Yesterday, the Mate 30 suddenly stopped passing SafetyNet checks, and Google Pay and other banking apps stopped working. Why it ever passed in the first place was a mystery. But it's worth noting, after working for a week, it stopped passing SafetyNet sometime after Wu flagged the app on Twitter. Maybe Google was listening?

For now, the Mate 30 is only available in China, and with most Google servers blocked in China, this whole debacle can't be that widespread of a security concern. Huawei doesn't really do business in the US, but it has a huge presence in Europe, where it is the number two smartphone vendor, behind Samsung, with 18% marketshare. While there's no official launch date yet for Europe, the Mate 30 Pro shipping to Europe seems like a forgone conclusion. If Lzplay is allowed to survive when the Google-less phone comes to a territory that needs the Google app, we could see a number of people turn their phone over to an unknown entity just for access to those sweet, sweet Google apps.

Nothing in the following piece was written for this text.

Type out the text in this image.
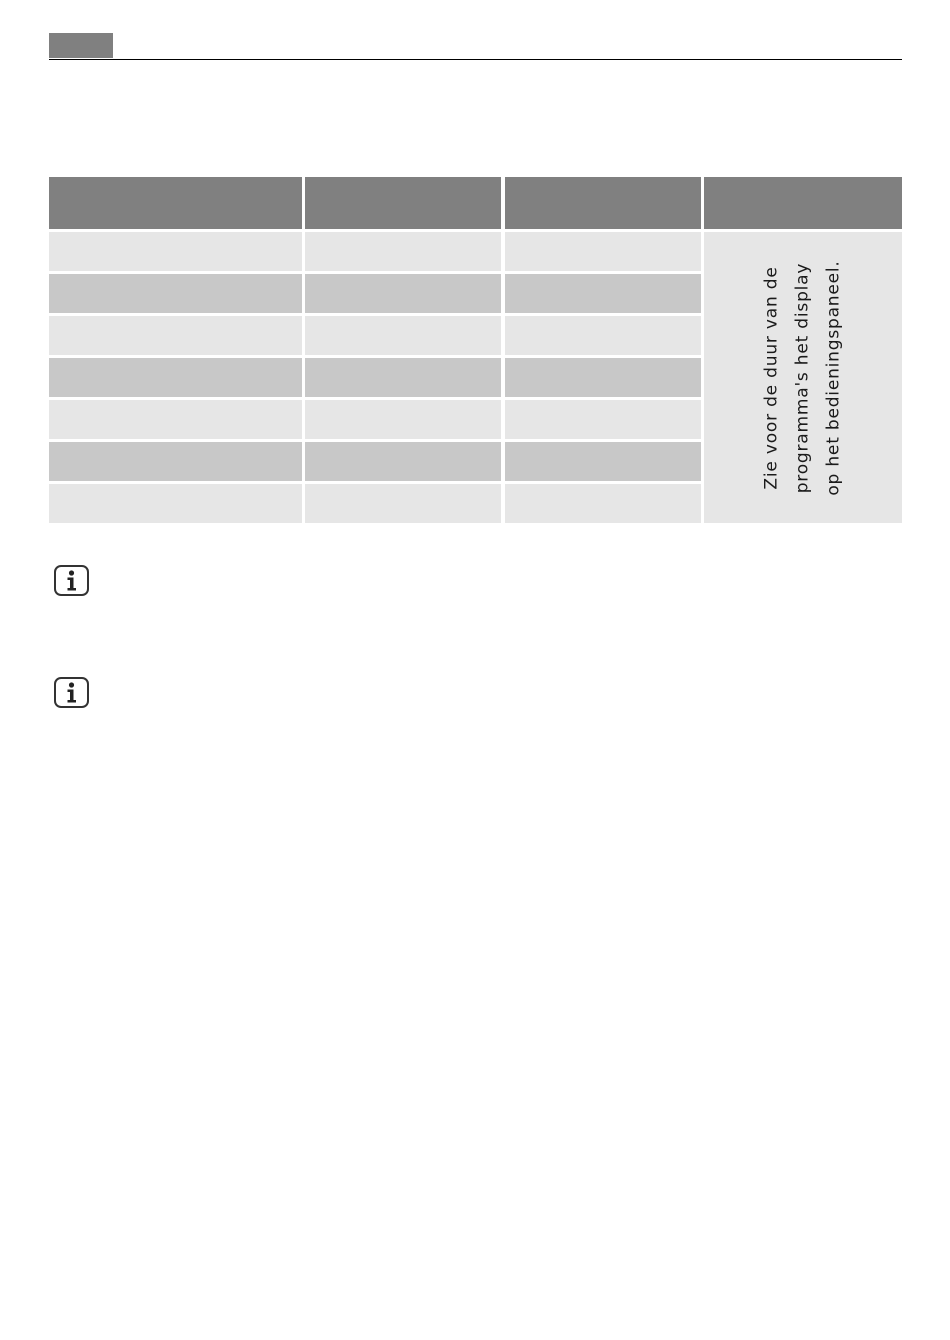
Zie voor de duur van de programma's het display op het bedieningspaneel.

If a Huawei-aligned entity created Lzplay for the purposes of alleviating Google app anxiety for potential Mate 30 customers, it really seems to have backfired now. The future state of apps like Google Pay is in flux, and Lzplay highlights just how shady and compromising life outside the Google ecosystem can be. Huawei could fix all of this by giving users full control over their devices and allowing them to unlock the bootloader, so normal Google app flashing techniques would work, but so far, it doesn't seem to want to do that.